We landed on the north side of the runway, in the smooth thick grass at Hartford, and taxied to our welcoming committee on the ramp at Cub Air Fight. After meeting the local pilots and media, we tucked Buddy into Dana and Paul’s hanger and took pictures to commemorate our homecoming. Buddy was happy to have made his first friend as well, a little silver and blue Luscombe, and she was cute too! After Paul closed the hanger door, his wife Dana handed me a key and said, “For you my friend, welcome.” Dana, Paul, and Cub Air Flight had been waiting patiently for us.
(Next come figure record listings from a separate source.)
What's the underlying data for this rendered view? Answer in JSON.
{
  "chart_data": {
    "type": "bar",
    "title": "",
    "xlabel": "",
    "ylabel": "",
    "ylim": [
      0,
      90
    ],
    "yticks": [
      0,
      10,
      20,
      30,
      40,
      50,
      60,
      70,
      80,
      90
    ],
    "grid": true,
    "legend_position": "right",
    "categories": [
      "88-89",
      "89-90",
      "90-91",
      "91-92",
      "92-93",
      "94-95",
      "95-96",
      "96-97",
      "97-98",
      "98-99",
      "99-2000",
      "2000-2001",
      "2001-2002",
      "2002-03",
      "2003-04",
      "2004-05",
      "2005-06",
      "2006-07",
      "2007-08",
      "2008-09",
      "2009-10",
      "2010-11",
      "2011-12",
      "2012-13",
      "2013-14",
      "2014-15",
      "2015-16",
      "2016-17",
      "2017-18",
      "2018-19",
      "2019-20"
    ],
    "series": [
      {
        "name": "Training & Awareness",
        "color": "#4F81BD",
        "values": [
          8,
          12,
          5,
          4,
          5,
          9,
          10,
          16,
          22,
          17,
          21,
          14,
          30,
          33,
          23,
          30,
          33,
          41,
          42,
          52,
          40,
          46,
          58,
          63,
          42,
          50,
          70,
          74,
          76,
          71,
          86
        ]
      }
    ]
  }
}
I still haven’t figured out why I’m wearing the necklace with the key around my neck. Maybe it’s for the absence of keys and locked doors in my life, or maybe it’s for all the homes, hearts, and hangars I’ve been given keys to lately? I don’t know, but what I do know is that there is something near me, that I have a key for. It’s here, in somewhere, and it has been waiting patiently for me, for quite some time.